The letter was sent to the following members of Congress:
Representative Sherwood L. Boehlert (R-NY), Chairman, House Science Committee
Representative Bart Gordon (D-TN), Ranking Member, House Science Committee
Representative Vernon Ehlers (R-MI), Chairman, Subcommittee on Environment, Technology and Standards
Representative Mark Udall (D-NM), Ranking Member, Subcommittee on Environment, Technology and Standards
Representative Nick Smith (R-MI), Chairman, Subcommittee on Research
Representative Eddie Bernice Johnson (D-TX), Ranking Member, Subcommittee on Research
March 30, 2004
The Honorable Sherwood L. Boehlert
2246 Rayburn House Office Building
Washington, DC 20515
Dear Mr. Chairman:
As you know, a strong and diversified scientific research enterprise contributes to economic growth and our ability to identify and respond to environmental and public health challenges. Unfortunately, support for natural history collections (museums and herbaria) and taxonomy (biodiversity-related research) has not kept pace with funding for other areas of science. A growing segment of the biological science community is increasingly concerned that this funding pattern is negatively impacting the vitality of natural history collections and the research they enable.

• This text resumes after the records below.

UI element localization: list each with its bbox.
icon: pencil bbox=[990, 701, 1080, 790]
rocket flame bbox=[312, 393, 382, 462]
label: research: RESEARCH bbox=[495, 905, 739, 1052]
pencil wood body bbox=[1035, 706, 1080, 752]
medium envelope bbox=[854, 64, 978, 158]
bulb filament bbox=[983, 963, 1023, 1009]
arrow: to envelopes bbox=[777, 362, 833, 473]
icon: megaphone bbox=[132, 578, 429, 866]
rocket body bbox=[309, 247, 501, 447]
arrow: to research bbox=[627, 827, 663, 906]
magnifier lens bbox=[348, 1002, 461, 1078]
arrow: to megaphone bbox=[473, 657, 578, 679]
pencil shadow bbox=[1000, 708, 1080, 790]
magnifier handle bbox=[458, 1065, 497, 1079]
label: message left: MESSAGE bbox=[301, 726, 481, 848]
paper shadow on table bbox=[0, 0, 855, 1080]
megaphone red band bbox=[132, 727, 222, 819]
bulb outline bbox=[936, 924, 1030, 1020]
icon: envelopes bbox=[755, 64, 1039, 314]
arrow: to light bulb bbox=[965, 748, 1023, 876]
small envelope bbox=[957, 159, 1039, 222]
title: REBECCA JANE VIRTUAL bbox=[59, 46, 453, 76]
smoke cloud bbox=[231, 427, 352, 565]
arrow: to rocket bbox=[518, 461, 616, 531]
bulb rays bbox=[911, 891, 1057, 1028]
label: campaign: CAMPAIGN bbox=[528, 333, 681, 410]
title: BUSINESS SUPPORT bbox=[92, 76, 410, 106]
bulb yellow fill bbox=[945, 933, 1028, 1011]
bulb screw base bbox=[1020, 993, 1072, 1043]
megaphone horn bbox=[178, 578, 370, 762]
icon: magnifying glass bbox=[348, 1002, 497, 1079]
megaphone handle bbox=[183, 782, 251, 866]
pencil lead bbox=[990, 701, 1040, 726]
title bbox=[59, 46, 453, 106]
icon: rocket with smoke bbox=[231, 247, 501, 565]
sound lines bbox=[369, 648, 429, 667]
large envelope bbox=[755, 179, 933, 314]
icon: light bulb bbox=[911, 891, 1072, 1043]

The enclosed article by Andrew Suarez and Neil Tsutsui illustrates the societal benefits derived from natural history collection based research. These priceless and irreplaceable collections allow scientists to answer basic questions about the history and characteristics of life of earth. Collections also are an important tool used by scientists and resource managers charged with addressing applied problems, such as combating invasive species. Unfortunately, as described in the attached Washington Watch column, Are University Natural Science Collections Going Extinct?, a growing number of museums and herbaria are in jeopardy because of tight state budgets, limited federal support, and a desire among some university administrators to encourage faculty to pursue more lucrative research. Some scientists report that facilities are being scaled back in more subtle ways through attrition. When collection curators and researchers retire or leave an institution they are simply not replaced, slowly eroding institutional capacity to care for specimens and support research. The list of at-risk university-based collections extends beyond those described and reportedly includes facilities in Arizona, Arkansas, Michigan, and Virginia.
Natural history collections are an important national resource. Increased federal support for these facilities and the research they make possible is warranted. While support from the National Science Foundation is not the sole source of federal funding for collections and collection-based research, increased support from NSF programs such as the Biological Research Collections program could help secure the future of these facilities. Among the recommendations of a recent workshop attended by representatives of 48 institutions and 31 scientific societies was a call for continued support for existing NSF biodiversity research and training programs, and new funding for NSF to increase the Biological Research Collections program budget.
Thank you for your thoughtful consideration of this important science policy matter. If you or your colleagues require additional information, please contact Dr. Robert Gropp at the American Institute of Biological Sciences at 202-628-1500 x 250.
Richard T. O'Grady, Ph.D.
NOTE — the articles referenced in the letter are:
Gropp, R.E. 2004. Are University Natural Science Collections Going Extinct? BioScience, 53(6): 550
Suarez, A.V. and N.D. Tsutsui. 2004. The Value of Museum Collections for Research and Society. BioScience, 54(1): 66-74.